Jedes Jahr kommt es in Deutschland zu etwa 100.000 Schwangerschaftsabbrüchen, die nach einer Beratung und einer Wartezeit im zulässigen Zeitraum durchgeführt werden. Ein Strafverfahren gegen Schwangere wegen einer Verletzung des § 218 StGB gab es zuletzt im Jahr 2009. Von einer „Kriminalisierung“ ungewollt schwangerer Frauen kann also nicht die Rede sein. Warum schürt die Ampel dennoch immer wieder Ängste, indem sie den Eindruck erweckt, bei Abtreibungen gerieten Frauen zwangsläufig mit dem Gesetz in Konflikt?

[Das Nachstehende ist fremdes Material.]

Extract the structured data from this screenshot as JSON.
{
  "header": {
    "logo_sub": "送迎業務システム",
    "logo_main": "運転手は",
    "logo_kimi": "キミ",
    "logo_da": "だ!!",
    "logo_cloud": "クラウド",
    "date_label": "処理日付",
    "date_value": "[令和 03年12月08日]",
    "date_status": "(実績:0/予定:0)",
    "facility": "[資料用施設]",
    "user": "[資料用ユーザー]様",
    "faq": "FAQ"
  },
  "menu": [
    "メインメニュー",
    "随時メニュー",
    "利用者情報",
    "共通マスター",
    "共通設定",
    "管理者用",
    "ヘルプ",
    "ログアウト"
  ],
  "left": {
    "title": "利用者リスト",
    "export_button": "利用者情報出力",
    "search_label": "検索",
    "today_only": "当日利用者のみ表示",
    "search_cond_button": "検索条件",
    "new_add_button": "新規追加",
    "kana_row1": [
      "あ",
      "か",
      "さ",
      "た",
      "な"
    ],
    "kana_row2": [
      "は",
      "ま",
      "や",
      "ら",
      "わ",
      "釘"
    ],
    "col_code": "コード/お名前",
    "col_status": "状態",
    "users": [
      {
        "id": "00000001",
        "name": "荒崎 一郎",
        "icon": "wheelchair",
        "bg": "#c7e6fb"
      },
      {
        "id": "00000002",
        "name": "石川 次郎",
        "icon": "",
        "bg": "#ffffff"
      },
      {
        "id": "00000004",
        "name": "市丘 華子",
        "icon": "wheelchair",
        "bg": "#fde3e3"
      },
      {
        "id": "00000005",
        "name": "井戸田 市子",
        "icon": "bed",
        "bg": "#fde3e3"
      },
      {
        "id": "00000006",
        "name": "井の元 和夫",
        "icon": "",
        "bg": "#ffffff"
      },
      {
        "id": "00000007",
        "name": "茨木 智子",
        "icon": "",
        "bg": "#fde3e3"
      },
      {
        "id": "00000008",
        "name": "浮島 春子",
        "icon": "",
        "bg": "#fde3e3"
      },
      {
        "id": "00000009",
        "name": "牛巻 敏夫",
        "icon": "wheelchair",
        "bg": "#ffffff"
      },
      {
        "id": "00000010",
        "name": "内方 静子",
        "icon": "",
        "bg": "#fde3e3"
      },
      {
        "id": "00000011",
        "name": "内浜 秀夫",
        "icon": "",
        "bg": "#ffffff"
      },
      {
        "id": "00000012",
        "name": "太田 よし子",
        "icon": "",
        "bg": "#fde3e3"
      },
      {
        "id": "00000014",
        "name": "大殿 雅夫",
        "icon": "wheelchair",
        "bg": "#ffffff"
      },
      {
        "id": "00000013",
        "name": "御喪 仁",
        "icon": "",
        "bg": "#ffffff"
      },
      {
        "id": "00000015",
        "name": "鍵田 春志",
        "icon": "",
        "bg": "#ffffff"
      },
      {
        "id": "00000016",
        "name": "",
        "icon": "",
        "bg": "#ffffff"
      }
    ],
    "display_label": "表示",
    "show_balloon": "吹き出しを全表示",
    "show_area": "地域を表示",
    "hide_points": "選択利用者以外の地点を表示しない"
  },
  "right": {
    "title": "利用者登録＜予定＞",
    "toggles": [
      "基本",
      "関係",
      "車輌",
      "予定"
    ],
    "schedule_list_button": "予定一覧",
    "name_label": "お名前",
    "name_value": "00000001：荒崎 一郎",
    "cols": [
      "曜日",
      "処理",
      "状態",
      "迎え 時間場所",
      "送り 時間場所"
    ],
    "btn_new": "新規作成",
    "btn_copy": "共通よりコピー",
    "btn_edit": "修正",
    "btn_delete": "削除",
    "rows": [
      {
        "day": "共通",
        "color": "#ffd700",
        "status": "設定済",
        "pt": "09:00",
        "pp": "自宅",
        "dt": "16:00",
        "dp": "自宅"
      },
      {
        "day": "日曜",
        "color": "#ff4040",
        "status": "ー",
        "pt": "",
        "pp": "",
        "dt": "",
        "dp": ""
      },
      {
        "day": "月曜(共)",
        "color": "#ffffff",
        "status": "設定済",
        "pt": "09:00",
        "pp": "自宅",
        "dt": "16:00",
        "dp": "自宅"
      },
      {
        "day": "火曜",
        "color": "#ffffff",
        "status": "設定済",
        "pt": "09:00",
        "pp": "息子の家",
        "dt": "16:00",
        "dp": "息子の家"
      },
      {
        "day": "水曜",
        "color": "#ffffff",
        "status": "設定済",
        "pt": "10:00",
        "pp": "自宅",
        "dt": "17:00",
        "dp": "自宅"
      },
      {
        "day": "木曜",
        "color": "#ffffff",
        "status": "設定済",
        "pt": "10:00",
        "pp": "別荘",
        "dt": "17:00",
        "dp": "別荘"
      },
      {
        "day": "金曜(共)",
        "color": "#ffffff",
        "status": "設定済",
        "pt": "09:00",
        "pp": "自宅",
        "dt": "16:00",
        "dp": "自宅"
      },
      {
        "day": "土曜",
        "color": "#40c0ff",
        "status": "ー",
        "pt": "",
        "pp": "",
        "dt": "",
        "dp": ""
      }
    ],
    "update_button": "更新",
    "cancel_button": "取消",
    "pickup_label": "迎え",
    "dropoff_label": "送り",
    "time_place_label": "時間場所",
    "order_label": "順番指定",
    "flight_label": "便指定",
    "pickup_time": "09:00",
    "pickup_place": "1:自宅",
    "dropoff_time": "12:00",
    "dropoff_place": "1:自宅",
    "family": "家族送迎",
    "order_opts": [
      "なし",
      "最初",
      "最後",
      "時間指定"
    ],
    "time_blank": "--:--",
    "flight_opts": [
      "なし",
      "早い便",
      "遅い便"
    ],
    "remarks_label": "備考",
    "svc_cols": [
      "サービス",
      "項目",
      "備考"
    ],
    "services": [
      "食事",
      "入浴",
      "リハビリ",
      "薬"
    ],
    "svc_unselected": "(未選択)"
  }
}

Wir haben im Gegenteil eine Gesetzgebung, die Frauen im Schwangerschaftskonflikt umfassend unterstützt. Es gibt ein bundesweites Netz an Beratungsstellen, die Frauen ergebnisoffen beraten und die erforderlichen Beratungsscheine ausstellen. Die Einhaltung der Wartezeit von drei Tagen trägt darüberhinaus dazu bei, dass die Entscheidung nicht übereilt getroffen wird und sie bietet Schutz vor unzulässigem Druck von Dritten, etwa dann, wenn Väter auf einer Abtreibung bestehen oder Angst vor materiellen Sorgen die Schwangerschaft überschatten. Aktuell berät der Deutsche Bundestag sogar, die Rechtslage zu sog. Gehsteigbelästigungen von Abtreibungsgegnern zu verschärfen.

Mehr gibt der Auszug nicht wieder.